Jeśli ktokolwiek dzisiaj powinien mieć poczucie wstydu to ci, którzy powodują, że te debaty odbywają się w europarlamencie

— stwierdziła.

Rząd jak ojciec, który „katuje synka”?!

Ewa Kopacz zabrnęła za daleko i postanowiła zobrazować tę sytuację dość szokującym porównaniem…

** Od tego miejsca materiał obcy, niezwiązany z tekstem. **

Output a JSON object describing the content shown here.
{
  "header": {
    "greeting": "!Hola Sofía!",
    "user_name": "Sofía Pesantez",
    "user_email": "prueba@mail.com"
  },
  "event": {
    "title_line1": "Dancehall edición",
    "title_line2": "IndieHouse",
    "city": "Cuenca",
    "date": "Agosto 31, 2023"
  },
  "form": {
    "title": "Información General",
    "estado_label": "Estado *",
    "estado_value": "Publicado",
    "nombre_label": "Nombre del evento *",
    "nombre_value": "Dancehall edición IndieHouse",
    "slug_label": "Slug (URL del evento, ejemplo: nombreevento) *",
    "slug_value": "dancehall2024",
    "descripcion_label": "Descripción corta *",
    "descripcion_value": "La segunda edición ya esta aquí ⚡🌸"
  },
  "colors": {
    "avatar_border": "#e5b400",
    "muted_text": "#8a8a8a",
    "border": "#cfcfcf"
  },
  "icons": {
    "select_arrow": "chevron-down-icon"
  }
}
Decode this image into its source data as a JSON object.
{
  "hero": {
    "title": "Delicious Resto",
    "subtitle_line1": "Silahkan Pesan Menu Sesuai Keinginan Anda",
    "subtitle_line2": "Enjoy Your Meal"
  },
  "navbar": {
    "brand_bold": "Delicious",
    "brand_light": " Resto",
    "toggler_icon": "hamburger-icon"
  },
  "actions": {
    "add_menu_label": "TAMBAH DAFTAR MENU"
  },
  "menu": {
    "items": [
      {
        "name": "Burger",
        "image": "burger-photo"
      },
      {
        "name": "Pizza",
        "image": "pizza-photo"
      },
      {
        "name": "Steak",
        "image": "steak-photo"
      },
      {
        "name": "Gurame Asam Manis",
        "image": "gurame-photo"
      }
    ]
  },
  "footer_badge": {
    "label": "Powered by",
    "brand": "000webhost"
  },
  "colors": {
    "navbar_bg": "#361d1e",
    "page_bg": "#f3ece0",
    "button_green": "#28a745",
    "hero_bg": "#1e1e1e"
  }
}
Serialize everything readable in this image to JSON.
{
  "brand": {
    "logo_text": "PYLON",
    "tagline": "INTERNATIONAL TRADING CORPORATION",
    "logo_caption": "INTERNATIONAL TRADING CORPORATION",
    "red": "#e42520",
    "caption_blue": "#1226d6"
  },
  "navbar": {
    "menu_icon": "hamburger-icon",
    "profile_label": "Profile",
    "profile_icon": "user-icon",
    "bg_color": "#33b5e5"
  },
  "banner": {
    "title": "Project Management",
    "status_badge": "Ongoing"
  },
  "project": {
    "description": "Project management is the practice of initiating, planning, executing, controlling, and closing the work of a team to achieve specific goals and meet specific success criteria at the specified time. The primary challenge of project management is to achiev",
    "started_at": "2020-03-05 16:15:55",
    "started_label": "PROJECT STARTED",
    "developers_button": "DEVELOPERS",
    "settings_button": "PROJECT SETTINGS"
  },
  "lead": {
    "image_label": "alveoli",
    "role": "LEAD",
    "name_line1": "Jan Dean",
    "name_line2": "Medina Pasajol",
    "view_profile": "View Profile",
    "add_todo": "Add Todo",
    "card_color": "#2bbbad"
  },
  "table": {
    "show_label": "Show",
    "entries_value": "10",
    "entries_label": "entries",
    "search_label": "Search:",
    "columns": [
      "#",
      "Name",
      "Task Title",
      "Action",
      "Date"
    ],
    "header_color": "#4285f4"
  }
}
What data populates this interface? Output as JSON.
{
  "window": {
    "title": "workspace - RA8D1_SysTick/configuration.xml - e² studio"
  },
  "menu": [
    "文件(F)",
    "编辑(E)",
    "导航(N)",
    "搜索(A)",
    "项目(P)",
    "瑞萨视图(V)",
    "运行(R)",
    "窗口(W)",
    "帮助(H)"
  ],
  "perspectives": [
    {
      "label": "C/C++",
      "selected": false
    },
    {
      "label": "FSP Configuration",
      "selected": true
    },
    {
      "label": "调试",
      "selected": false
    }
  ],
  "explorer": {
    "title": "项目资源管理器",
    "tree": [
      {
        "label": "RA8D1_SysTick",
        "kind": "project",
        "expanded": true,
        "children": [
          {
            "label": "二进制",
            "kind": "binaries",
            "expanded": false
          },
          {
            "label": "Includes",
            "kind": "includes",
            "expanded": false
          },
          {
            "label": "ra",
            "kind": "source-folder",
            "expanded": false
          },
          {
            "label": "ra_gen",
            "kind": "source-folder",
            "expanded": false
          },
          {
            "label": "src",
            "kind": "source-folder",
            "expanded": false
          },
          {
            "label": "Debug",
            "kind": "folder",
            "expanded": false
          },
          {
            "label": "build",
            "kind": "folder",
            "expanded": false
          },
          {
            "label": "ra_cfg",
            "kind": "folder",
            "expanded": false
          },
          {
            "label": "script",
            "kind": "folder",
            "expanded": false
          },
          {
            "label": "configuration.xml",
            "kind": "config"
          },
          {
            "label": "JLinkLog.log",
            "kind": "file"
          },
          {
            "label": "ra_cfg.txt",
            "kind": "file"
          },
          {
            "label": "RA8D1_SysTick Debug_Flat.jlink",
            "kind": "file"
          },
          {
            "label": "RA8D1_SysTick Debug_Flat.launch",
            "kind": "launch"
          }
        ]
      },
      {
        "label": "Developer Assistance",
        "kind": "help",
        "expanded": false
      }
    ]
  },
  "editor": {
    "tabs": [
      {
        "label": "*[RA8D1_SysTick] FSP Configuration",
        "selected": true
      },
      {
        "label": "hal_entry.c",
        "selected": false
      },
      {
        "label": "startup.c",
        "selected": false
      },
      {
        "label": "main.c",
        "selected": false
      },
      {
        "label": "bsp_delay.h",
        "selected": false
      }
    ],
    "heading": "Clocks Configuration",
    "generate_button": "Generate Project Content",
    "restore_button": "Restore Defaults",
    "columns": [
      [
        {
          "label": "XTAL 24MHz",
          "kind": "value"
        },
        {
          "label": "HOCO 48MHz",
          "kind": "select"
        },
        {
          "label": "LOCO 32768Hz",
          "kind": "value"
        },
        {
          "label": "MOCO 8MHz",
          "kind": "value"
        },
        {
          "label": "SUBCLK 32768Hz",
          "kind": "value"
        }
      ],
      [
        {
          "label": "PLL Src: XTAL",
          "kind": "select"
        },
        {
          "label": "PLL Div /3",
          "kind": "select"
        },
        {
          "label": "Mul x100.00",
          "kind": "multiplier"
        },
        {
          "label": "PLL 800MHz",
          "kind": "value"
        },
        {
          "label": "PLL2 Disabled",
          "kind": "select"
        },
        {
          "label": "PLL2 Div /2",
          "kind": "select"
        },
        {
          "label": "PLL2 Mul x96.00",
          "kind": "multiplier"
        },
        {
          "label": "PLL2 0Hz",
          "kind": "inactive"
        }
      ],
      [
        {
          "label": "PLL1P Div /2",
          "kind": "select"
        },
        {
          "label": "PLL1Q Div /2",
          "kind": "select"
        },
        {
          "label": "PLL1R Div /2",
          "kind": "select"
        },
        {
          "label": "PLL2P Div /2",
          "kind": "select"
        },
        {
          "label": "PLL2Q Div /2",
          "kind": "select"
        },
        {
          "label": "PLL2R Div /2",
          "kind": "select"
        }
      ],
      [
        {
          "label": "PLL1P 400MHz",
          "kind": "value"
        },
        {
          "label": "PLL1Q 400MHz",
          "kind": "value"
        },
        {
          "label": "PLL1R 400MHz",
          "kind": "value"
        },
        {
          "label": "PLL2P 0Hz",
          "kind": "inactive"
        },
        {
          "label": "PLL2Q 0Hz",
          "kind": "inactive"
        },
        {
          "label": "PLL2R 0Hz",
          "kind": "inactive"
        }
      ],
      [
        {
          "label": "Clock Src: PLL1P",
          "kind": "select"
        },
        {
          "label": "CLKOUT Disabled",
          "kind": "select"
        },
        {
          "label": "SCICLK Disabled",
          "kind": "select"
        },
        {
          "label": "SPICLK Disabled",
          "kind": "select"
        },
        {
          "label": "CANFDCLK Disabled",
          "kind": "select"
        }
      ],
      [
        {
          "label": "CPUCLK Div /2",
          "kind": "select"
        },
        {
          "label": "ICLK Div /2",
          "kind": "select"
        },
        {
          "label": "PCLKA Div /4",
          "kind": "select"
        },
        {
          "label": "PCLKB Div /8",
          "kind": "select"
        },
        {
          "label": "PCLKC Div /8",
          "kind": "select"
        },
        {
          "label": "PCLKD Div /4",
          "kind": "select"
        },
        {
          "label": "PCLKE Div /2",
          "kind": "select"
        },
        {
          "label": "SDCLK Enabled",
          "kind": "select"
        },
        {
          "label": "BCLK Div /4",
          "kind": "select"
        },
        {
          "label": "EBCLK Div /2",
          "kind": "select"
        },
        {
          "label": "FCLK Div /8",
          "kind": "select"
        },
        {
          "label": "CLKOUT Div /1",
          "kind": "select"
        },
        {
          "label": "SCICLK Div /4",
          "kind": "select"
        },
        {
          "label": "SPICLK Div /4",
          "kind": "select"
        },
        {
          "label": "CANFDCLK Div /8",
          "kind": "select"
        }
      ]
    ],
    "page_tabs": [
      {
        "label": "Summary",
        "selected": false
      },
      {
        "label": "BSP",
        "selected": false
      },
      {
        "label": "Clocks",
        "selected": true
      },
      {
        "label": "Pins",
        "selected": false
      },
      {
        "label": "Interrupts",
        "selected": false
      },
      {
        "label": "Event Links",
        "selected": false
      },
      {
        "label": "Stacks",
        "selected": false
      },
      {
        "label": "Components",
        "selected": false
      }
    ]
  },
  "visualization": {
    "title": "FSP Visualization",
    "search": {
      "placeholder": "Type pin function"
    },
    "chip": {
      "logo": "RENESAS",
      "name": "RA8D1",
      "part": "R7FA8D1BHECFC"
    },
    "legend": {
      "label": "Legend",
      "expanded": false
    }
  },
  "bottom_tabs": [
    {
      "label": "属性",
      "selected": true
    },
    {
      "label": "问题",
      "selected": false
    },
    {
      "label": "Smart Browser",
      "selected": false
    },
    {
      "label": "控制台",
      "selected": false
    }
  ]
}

Czy byłoby coś złego w tym – odwołuję się do premier Szydło jako do kobiety, człowieka – gdyby matka poszła i zgłosiła na policję, że jest katowany przez męża jej synek. Czy to będzie donosicielstwo, czy to będzie dbałość o przyszłość i życie tego dziecka?

— spytała.

Mam wrażenie dzisiaj, że ci, którzy w PiS-ie oburzają się na wszystko, co się dzieje w Europie, mają problem. Oni są mentalnie poza Europą. I to jest bardzo przykre

— uderzyła była szefowa rządu PO-PSL.

Jak nie gospodyni dalekiej chaty, to dinozaury i kamienie. Teraz przemoc w rodzinie. Ewa Kopacz naprawdę powinna uważać na tak „barwne” porównania. Granica pomiędzy patosem a śmiesznością jest wyjątkowo cienka.